For clips derived from trim specs: read spec["input"] for src, and spec["keeps"] to derive inPoint/outPoint.
The UI preview player seeks into the source file using inPoint/outPoint. It cannot play a JSON spec.
Multi-keep specs expand into multiple clip items, each with their own inPoint/outPoint.
Use a materialized (encoded) file as src ONLY if the workflow explicitly includes a materialize_cut step — otherwise always use the original source file.

Workflows

Read the assigned workflow from workflows/{name}.json (filesystem only — not served via API).

Available workflows:

  • clean_cut — silence trim, remove non-speech, transcribe, select takes, remove fillers
  • overlays — clean_cut + transcribe + overlays
  • short_captions — clean_cut + transcribe + caption + overlays + resize 9:16
  • animations — no source footage; build entirely from animated JSX sections
  • explainer — footage clips + animation sections combined
  • floating_head — trim + materialize + RVM background removal; presenter in tracks[1], background asset in tracks[0]

Deviation Rules
You should deviate only under one conditions:
When the prompt or user intent deviates from the selected workflow:**

  • "no captions" → skip caption
  • "keep it raw" → skip rm_fillers, waveform_trim
  • "YouTube format" → resize 16:9

If in doubt, ask your human.

Project JSON

States: pendingdraft (agent done) → final (human approved)

Structure:

{
  "version": "0.2", "id": "<uuid>", "status": "pending",
  "workflow": "overlays", "editingPrompt": "...",
  "settings": {"resolution": [1080, 1920], "fps": 30},
  "tracks": [[{"id": "clip-0", "type": "video", "src": "/abs/path/clip.mp4", "start": 0.0, "end": 0.0}]],
  "assets": [], "audio": {}
}

Assets — image files (logos, watermarks). Each has id, absolute src, type: "image", optional name. Pass at creation: --assets logo.png (CLI) or "assets": ["/path/logo.png"] (HTTP /api/run).

Update as you work:

  • After trim/clean: update tracks[0] clip src; set inPoint/outPoint and start/end (seconds)
  • After transcribe + caption: set top-level captions: { "style": "word-by-word", "segments": [...] } — do NOT store a file pointer
  • After overlays/images/video: populate tracks[1+] — array of arrays; items have type: "overlay" (JSX), type: "image" (static image), or type: "video" (video clip with optional remove_bg: true)
  • After all steps: set status: "draft"
  • HTTP: persist via PUT /api/projects/{id} | CLI: write to project.json

HEVC clips: concat handles HEVC automatically. Never manually re-encode before editing steps.

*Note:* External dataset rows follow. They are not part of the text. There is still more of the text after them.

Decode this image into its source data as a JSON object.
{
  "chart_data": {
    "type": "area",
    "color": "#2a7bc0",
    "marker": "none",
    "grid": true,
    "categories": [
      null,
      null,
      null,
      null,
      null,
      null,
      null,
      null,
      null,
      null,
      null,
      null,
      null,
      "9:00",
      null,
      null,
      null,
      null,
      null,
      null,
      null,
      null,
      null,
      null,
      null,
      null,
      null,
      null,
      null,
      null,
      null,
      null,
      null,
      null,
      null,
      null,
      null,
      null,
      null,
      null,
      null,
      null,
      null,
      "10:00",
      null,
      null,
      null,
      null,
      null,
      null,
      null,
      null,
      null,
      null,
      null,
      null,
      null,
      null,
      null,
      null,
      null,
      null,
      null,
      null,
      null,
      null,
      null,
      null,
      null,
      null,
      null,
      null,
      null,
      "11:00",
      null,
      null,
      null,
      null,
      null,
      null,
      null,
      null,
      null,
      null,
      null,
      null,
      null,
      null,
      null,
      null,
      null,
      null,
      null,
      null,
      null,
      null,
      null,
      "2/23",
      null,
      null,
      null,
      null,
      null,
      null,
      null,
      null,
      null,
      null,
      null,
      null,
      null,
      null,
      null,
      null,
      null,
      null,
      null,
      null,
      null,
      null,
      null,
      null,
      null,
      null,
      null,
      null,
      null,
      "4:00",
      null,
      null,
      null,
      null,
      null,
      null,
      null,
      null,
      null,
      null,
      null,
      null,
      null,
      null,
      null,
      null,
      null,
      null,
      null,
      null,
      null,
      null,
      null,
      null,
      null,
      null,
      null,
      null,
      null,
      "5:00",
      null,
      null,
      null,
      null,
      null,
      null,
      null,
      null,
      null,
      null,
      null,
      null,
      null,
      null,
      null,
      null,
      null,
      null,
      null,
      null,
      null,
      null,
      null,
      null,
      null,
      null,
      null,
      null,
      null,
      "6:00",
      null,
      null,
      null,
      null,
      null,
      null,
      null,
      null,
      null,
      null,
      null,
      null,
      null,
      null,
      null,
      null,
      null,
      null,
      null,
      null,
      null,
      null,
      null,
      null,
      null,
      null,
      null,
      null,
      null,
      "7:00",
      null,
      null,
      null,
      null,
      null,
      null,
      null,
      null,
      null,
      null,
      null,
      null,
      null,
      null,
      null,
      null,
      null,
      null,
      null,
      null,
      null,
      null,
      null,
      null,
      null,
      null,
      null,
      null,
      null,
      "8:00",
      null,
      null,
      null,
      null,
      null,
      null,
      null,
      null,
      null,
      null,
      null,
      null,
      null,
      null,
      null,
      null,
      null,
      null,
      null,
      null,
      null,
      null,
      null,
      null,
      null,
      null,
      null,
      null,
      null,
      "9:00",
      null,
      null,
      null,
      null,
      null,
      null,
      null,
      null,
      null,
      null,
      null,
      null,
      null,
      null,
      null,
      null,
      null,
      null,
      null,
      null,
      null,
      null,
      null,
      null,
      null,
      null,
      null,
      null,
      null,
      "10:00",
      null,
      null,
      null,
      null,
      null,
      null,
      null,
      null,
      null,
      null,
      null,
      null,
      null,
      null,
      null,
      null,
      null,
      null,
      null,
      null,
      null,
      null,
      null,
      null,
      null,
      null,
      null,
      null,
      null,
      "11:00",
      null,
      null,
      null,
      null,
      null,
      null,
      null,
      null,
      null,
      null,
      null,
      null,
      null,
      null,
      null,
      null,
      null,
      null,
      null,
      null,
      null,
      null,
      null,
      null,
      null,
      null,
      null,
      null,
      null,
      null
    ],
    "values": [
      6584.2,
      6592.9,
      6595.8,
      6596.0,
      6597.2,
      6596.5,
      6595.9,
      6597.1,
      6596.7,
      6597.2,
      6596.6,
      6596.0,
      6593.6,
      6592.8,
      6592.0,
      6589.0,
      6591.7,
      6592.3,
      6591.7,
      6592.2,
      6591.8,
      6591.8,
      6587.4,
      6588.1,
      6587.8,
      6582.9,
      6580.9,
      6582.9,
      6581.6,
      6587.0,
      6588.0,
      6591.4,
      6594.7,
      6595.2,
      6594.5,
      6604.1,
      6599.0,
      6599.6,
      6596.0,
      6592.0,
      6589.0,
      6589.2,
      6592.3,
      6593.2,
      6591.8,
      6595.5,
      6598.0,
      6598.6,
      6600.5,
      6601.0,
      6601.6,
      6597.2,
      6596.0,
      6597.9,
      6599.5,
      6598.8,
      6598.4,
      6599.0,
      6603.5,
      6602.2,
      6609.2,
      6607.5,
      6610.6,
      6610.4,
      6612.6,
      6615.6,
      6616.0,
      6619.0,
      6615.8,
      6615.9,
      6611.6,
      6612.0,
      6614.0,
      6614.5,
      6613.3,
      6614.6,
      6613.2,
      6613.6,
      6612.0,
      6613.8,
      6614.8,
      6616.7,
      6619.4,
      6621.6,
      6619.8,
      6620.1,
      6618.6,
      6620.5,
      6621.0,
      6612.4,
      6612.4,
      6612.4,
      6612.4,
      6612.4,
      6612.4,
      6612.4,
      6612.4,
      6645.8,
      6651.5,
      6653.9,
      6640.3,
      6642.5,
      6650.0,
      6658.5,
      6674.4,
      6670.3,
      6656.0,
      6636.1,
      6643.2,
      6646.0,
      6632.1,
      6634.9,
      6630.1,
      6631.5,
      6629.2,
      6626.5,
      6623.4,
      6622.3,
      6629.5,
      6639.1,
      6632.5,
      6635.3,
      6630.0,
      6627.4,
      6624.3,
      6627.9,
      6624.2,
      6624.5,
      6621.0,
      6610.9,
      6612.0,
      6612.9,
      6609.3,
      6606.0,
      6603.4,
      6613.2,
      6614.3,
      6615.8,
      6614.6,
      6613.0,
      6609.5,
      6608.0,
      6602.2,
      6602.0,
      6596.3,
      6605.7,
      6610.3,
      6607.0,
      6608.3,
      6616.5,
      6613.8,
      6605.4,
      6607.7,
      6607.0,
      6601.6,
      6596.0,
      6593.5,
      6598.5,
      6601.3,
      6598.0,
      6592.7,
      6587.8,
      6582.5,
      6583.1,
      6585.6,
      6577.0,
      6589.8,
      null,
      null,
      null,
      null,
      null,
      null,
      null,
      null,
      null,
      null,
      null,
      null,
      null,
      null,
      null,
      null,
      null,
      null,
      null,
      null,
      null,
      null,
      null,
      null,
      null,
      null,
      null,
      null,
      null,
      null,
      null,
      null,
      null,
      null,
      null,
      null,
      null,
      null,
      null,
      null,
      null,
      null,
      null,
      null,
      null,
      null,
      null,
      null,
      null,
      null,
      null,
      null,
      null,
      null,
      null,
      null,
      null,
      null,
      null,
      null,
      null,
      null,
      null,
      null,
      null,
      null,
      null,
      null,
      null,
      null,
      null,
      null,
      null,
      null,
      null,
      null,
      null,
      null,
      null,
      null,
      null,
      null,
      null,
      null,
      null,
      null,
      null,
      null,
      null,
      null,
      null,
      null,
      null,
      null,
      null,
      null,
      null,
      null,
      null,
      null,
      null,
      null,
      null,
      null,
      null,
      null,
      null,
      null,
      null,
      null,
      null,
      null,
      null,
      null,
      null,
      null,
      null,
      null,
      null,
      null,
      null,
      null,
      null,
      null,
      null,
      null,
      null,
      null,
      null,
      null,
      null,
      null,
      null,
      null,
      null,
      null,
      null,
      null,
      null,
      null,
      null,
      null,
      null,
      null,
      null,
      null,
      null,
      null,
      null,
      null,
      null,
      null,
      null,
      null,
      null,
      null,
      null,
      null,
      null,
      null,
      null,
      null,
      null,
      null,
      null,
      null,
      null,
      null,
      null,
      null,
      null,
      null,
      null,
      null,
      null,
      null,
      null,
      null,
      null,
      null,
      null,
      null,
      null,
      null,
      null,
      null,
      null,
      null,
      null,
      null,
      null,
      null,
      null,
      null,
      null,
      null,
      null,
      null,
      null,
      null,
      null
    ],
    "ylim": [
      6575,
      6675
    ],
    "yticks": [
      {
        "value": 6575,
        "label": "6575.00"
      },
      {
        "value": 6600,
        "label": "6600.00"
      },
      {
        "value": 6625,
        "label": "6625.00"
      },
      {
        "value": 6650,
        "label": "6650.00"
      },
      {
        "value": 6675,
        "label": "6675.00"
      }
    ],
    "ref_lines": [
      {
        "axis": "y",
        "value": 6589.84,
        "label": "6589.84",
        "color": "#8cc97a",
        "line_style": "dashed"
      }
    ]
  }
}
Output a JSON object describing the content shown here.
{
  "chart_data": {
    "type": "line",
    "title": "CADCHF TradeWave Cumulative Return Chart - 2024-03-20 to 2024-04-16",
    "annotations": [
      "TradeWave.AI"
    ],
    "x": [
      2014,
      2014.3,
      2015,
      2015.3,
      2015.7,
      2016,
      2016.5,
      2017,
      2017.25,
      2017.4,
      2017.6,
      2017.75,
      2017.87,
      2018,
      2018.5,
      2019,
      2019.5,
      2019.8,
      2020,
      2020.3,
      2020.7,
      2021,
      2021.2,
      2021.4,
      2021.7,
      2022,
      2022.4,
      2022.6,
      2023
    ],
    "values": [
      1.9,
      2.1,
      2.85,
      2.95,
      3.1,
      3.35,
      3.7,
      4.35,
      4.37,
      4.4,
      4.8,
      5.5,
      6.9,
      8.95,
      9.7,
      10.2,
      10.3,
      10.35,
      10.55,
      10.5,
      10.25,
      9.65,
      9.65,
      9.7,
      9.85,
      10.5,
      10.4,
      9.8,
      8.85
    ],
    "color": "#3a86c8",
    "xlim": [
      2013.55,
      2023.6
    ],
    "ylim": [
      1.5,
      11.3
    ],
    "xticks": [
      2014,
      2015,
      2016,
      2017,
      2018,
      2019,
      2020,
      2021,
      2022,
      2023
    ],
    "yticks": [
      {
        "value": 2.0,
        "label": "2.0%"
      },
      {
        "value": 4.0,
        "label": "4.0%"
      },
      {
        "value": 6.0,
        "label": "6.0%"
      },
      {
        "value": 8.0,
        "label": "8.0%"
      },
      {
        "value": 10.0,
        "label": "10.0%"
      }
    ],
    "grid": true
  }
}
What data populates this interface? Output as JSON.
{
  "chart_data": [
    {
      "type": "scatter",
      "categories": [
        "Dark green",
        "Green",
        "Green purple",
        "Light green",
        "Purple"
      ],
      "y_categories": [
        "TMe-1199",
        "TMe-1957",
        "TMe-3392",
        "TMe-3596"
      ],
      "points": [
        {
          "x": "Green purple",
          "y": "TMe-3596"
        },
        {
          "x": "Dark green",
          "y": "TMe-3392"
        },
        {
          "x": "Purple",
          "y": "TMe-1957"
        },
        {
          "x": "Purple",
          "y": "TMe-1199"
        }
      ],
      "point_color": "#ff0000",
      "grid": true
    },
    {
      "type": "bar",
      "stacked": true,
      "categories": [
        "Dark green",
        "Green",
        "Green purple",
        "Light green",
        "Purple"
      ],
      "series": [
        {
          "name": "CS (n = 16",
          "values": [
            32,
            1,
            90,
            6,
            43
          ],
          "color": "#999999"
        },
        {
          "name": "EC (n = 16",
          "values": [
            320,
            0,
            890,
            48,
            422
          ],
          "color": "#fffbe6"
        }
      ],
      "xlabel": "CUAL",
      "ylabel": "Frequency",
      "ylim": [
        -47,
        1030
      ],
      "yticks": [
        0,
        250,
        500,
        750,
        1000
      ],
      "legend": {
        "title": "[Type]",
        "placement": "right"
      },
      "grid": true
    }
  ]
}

One trim pass only. Running silence removal twice causes boundary glitches.

File Conventions

  • Project directory: {workspaceDir}/<date>-<name>/ (workspaceDir defaults to ~/Montaj, override in ~/.montaj/config.json)
  • Step outputs go next to their inputs
  • Trim spec outputs: <original>_spec.json | concat output: <original>_concat.mp4
  • Final render: output.mp4 in project directory
  • Transcripts: <clip>_transcript.json and <clip>.srt

Sub-skills

Skill Path When to load
serve skills/serve/SKILL.md HTTP mode detected — load before first API call
parallel skills/parallel/SKILL.md Multiple clips, or workflow has foreach steps
mcp skills/mcp/SKILL.md Running as MCP client
select-takes skills/select-takes/SKILL.md Executing montaj/select_takes in a workflow
overlay skills/overlay/SKILL.md Executing montaj/overlay in a workflow
write-overlay skills/write-overlay/SKILL.md Writing custom JSX overlay components
style-profile skills/style-profile/SKILL.md Creating or updating a creator style profile
workflow-builder skills/workflow-builder/SKILL.md Creating or editing workflows
lyrics-video skills/lyrics-video/SKILL.md Working on a lyrics_video workflow project

Dependencies

  • ffmpeg + ffprobe
  • whisper.cpp (with models in standard location)
  • Python 3.x
  • Node.js (render engine only)